981 Southern California ‘Sundowner' Events: Simulation Studies and Conceptual Models

Wednesday, 25 January 2017
Jeffrey S. Tilley, University of North Georgia, Oakwood, GA; and M. L. Kaplan, C. M. Smith, and B. J. Hatchett

The frequency of destructive wildfires in Southern California has led, over the past two decades, to a body of research on Santa Ana windstorm events that has provided a conceptual model and improved forecasts of Santa Ana event impacts on fire behavior.  In particular, much has been learned about the  synoptic forcings and mesoscale internal gravity wave amplifications, hydraulic jumps and rotors common to strong Santa Ana events.

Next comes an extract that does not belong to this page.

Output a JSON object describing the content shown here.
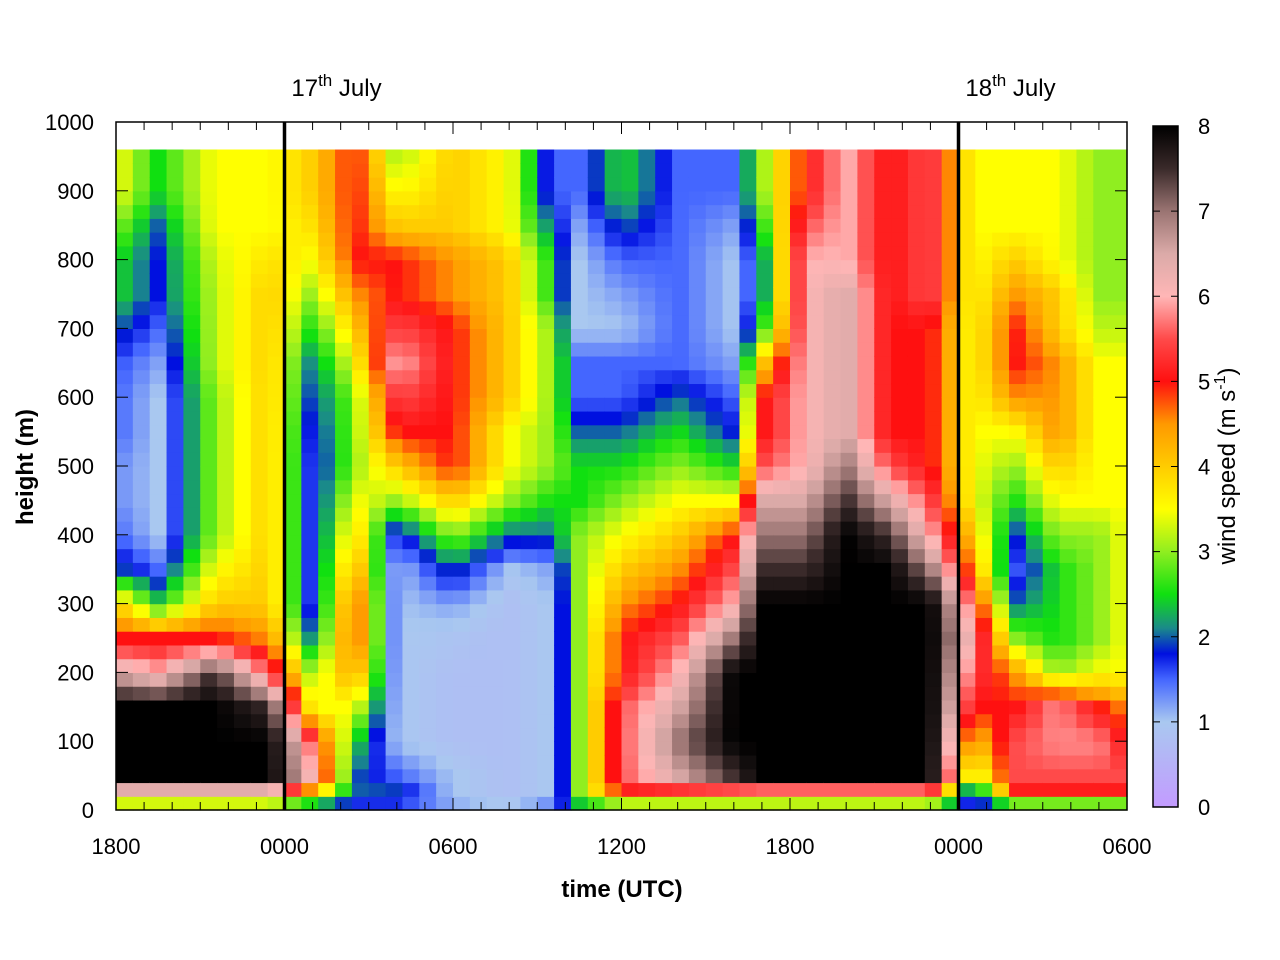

Less well understood are so-called ‘Sundowner’ events in the vicinity of Santa Barbara and the Santa Ynez Mountains.  The modest body of research exists on Sundowners has not yet been sufficient for robust forecasting of such events, which can include strong downslope winds and/or strong low-level warmings that dramatically increase fire danger in Santa Barbara and Ventura counties.   Our recent research incorporating limited observational data and modeling studies suggested that, like Santa Ana  events, some degree of internal gravity wave (IGW) dynamics need to be considered as intrinsic elements in stronger Sundowner events.  However, open questions remain, including: 1) the degree to which regional, as opposed to local, transports at low- to mid-tropospheric levels condition the upstream stability profile such that strong and nonlinear IGW dynamics are in play: 2) the dynamics and propagation of offshore lower tropospheric eddies during certain Sundowner events, and the degree to which these eddies modulate the behavior of the marine layer and thus the evolution of Sundowners along the Santa Barbara county coast; (3) whether differences in the environment leading to trapped versus  propagating IGWs are significant in Sundowner evolution; and (4) what is the nature of a tendency of some Sundowners to propagate in a general west-east direction along the Santa Ynez range, versus others that do not propagate in this fashion.

To address this issue, as well as better understand the synoptic/mesoscale interactions involved in Sundowner events, in this paper we present an extension of previous WRF simulations of several Sundowner events, focusing on the aspects above as well as sensitivity of the simulations to varying the initial conditions, physical parameterization schemes,  and other aspects of the model configuration (including upper ocean initialization and treatment).   We will endeavor to perform simulations of recent events that can be better validated with the advent of a new NOAA wind profiler installation at Santa Barbara airport.  Finally, as a means of evaluating the predictability of these Sundowner events using current (and future) model/data-assimilation systems, sensitivity of the simulations to data assimilation approach will also be briefly discussed. 

We conclude the presentation with preliminary conceptual models of Sundowners based on our results, as well as a brief discussion of how these conceptual models might be utilized in a forecast algorithm for use by NWS Oxnard forecasters.